La mise au jour d’un objet ancien s’accompagne d’un changement des conditions environnementales qui peut parfois conduire à une dégradation accélérée de cet objet. La connaissance du système de corrosion, sa formation aussi bien que son évolution, est déterminante dans le choix des techniques de conservation mises en œuvre pour le protéger des agents corrosifs de son nouvel environnement [1]. C’est le cas, par exemple, des différentes méthodes qui concernent la déchloruration des objets [2]. Quant à la conservation in situ du matériel archéologique, la plus grande partie des travaux concerne la corrosion en milieu marin [3]. Cependant il existe des cas où des conservateurs, confrontés à des découvertes d’envergure, ont engagé des études sur la détérioration engendrée par l’exhumation de matériel enfoui dans le sol, en examinant l’éventualité de conserver le matériel enfoui dans des conditions qui le maintiendraient dans un état où la détérioration est limitée par les conditions d’équilibre [4]. La caractérisation du système de corrosion, et notamment des phases qui le composent, ainsi que la compréhension des mécanismes de formation, est primordiale pour révéler les interactions qui existent entre les paramètres du milieu d’enfouissement et l’évolution de la corrosion.

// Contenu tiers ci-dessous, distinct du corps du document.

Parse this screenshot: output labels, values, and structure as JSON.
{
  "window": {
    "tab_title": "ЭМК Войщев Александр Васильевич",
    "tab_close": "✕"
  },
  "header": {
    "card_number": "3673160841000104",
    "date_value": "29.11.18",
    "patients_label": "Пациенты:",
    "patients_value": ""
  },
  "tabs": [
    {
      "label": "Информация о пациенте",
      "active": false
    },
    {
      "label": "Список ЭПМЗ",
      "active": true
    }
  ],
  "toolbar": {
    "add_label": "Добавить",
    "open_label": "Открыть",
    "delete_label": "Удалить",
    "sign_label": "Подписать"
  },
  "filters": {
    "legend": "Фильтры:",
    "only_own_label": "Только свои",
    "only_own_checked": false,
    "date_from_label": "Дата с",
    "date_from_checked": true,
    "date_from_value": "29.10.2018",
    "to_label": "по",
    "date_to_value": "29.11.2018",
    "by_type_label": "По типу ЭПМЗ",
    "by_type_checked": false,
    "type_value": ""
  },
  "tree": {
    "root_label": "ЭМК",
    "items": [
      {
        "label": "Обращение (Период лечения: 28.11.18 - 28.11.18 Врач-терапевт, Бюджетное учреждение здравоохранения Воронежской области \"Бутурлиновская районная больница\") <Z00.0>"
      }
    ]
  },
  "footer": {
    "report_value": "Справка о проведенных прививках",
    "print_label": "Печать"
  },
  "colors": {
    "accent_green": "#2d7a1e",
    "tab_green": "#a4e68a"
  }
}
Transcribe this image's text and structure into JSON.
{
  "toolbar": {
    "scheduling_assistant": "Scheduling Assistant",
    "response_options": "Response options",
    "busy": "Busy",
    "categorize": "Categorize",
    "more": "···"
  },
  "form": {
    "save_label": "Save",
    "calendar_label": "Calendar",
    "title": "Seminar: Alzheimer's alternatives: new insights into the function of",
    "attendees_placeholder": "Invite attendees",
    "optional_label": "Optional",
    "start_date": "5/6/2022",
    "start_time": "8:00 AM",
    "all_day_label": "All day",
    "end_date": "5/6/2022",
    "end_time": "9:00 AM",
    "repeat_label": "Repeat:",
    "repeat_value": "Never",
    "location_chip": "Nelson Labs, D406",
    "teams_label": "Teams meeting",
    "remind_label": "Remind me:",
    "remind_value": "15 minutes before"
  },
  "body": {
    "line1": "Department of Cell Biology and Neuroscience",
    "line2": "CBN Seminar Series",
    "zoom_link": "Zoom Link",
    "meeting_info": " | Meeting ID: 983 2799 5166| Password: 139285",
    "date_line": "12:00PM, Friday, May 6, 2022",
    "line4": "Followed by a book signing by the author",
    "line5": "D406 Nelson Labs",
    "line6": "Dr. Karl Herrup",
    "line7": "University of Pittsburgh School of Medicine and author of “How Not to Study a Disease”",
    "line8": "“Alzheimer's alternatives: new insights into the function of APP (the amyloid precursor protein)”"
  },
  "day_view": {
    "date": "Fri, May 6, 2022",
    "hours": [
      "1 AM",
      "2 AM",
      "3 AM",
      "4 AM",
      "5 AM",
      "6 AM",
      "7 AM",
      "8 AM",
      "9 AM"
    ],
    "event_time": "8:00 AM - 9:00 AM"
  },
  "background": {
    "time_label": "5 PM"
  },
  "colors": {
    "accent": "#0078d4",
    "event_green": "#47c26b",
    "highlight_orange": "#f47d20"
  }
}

Enfin, les restaurateurs accordent une attention particulière à la surface originelle des objets corrodés, puisque cette notion permet de retrouver les caractéristiques de l’ancienne surface (forme, décors…) [5, 6]. Sa localisation, en vue d’un nettoyage, s’appuie sur une observation précise, mais aussi sur la compréhension de la corrosion et la connaissance des mécanismes de corrosion contribue à rendre plus rigoureuse cette localisation.
Ces quelques exemples illustrent de quelle manière le domaine de la conservation/restauration tire profit d’une meilleure connaissance du processus de corrosion qui concerne les objet ferreux enfouis dans les sols depuis plusieurs siècles, et en particulier de la compréhension des mécanismes mis en jeu dans cette détérioration.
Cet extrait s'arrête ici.